(foto LaPresse)

Il super dollaro è un'esca per i cinesi

Ugo Bertone

Una guerra valutaria per difendere lo yuan che finirà per favorire Trump

La temuta corsa agli sportelli non c’è stata: i correntisti cinesi che hanno scelto il primo giorno dell’anno del Gallo per comprare i 50 mila dollari consentiti dalla legge per l’intero 2017, non hanno dovuto affrontare code chilometriche davanti ai grandi edifici del Bund di Shanghai o ai palazzoni di vetri di Pechino, previste da molti banchieri. La moral suasion delle Autorità, insomma, ha funzionato: i cittadini comuni sono stati scoraggiati dal fare il pieno di dollari prima di una possibile “stretta” – data per imminente dal tam tam via internet – che richiedeva una dichiarazione sui motivi di acquisto di valuta straniera, dollari in testa, e che minacciava non meglio precisati “controlli” contro gli abusi.

Così Pechino ha evitato la temuta emorragia di capitali, un malessere da paese fragile che mal si concilia con la seconda potenza economica del pianeta, ma che è la punta dell’iceberg di un malessere più politico e psicologico che economico. Non esiste altra spiegazione per le pressioni che giovedì scorso in Cina hanno subìto le redazioni economiche di giornali e siti web perché non venisse ripresa la notizia che, per non più di mezz’ora, il rapporto i cambio aveva varcato la soglia di 7 yuan per un dollaro, come non capitava dal 1994. La barriera ha tenuto. Per ora. Perché solo una manciata di centesimi separa l’ultimo fixing, ovvero 6,9498, dalla temuta vetta. Curiosa preoccupazione per la potenza cinese che, fin dall’insediamento del presidente Xi Jinping, persegue l’obiettivo di promuovere lo yuan tra grandi monete globali. Ma dietro le monete si aggirano nuovi fantasmi che sanno usare le nuove tecnologie meglio degli hacker.

La fuga di capitali assume forme nuove: i depositi online, difficili da monitorare in un paese dove si sono moltiplicate le forme di prestito (e di debito) che viaggiano via smartphone.

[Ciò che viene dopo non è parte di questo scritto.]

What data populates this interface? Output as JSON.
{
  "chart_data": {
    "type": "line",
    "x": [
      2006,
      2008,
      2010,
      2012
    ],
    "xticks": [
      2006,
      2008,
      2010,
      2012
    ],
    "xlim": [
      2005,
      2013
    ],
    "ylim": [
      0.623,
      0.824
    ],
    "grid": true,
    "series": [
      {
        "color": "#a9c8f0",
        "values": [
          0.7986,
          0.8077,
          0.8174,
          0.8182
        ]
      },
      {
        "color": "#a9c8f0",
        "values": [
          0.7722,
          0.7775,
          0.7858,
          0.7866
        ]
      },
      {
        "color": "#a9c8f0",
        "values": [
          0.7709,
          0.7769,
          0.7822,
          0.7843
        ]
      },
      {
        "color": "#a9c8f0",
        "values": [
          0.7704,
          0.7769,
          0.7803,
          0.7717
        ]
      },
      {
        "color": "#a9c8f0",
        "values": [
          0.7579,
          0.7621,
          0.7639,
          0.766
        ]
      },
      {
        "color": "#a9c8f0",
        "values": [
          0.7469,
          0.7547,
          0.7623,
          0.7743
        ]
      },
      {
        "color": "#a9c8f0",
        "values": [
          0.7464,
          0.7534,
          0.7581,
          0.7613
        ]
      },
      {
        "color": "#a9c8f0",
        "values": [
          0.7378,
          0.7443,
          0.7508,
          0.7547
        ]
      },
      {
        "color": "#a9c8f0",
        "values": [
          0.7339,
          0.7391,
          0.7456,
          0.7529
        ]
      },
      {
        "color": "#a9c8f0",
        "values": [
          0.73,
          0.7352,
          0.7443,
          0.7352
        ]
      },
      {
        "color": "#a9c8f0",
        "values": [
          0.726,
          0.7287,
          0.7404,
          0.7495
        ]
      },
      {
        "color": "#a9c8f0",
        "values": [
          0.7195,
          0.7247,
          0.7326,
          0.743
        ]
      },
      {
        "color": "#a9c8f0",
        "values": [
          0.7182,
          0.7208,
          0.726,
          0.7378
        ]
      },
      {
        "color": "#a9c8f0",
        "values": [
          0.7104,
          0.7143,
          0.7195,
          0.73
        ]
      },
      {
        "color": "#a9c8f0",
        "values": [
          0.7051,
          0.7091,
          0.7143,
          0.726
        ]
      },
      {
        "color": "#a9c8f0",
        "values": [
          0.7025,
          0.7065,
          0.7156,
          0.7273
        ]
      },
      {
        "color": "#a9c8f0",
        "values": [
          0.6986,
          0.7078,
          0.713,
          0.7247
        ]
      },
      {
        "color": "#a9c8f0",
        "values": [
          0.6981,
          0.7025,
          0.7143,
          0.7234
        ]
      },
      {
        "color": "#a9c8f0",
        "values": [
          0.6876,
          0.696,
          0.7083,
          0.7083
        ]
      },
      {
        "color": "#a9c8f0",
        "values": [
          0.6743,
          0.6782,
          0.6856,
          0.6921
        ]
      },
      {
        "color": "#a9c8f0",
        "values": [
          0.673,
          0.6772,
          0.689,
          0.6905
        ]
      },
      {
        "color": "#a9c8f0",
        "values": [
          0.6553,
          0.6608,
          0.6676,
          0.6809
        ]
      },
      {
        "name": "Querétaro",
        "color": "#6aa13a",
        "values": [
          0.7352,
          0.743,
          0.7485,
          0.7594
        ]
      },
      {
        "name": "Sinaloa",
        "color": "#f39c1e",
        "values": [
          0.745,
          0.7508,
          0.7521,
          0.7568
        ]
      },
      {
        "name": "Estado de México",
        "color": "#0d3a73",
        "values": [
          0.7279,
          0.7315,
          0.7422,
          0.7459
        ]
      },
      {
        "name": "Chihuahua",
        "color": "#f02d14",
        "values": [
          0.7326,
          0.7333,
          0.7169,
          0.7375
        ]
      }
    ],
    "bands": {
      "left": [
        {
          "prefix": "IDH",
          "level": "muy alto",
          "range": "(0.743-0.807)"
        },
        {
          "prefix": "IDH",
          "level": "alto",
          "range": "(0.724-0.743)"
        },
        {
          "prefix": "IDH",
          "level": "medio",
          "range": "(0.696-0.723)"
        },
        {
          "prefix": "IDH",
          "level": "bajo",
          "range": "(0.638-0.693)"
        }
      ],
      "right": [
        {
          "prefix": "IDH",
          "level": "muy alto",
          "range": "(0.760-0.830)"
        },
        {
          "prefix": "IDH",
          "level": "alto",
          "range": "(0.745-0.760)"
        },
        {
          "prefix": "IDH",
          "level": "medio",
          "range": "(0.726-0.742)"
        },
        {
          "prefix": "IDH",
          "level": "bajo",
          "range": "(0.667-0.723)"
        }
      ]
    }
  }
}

Per non dimenticare l’indiziato numero uno: il Bitcoin, assai usato nel paese del Dragone dove circola l’80 per cento delle monete virtuali del pianeta. Non è certo per caso che ieri il Bitcoin abbia preso il volo: ci sono voluti più di 1.000 dollari, 1.022 per l’esattezza, sotto la spinta degli acquisti. Anonimi, s’intende, come si usa nel mondo impenetrabile dei seguaci di Satoshi Nakamoto, presunto inventore della criptovaluta. Anche così si misura lo smarrimento della superpotenza cinese alle prese con una realtà nuova, in parte prevista, dopo la decisione di accelerare il passaggio da economia industriale ai servizi. In parte troppo imprevedibile per i suoi governanti, cresciuti a suon di piani quinquennali e che nulla detestano di più della prospettiva di avvicinarsi al Congresso del Partito a fine anno nell’incertezza. Al contrario, è una sorpresa la rapidità della discesa delle riserve ufficiali accumulate in decenni di export dalla fabbrica del mondo: poco più di 3 mila miliardi di dollari, in calo di un quarto dal 2014, da quando cioè Pechino è scesa in campo per sostenere la moneta contro il dollaro. Proprio quel che chiede (ironia della sorte) il più implacabile nemico della Cina, lo staff del presidente Donald Trump. Ancora più significative sono le vendite di titoli del Tesoro americano. A ottobre nel portafoglio di Pechino risultavano “solo” 1.120 miliardi in T-bond, in calo per il sesto mese di fila al ritmo di 40-45 miliardi in meno al mese.

Una frana che ha provocato il sorpasso del Giappone, che è diventato il secondo creditore di Washington. Di questo passo la Cina, il cui debito allargato (stato centrale, periferia, più imprese pubbliche e private) ammonta al 250 per cento del pil, rischia una grave crisi finanziaria. Crisi favorita pure dall’euforia con cui le imprese, pubbliche e private, hanno approfittato dell’apertura agli investimenti internazionali voluta dalla Banca centrale e dal premier Li Keqiang, oggi criticata proprio per gli effetti di una politica troppo rapida rispetto ai tempi della burocrazia cinese. Nel corso del 2016 le imprese cinesi hanno comprato un po’ di tutto, con una logica bizzarra, dalle compagnie minerarie alle squadre di calcio. Risultato? Negli ultimi dodici mesi gli investimenti diretti all’estero sono cresciuti del 55 per cento. Intanto l’industria, stimolata dallo yuan debole, sta risollevando la testa: una contraddizione, vista la volontà cinese di difendere il cambio e le accuse di Trump.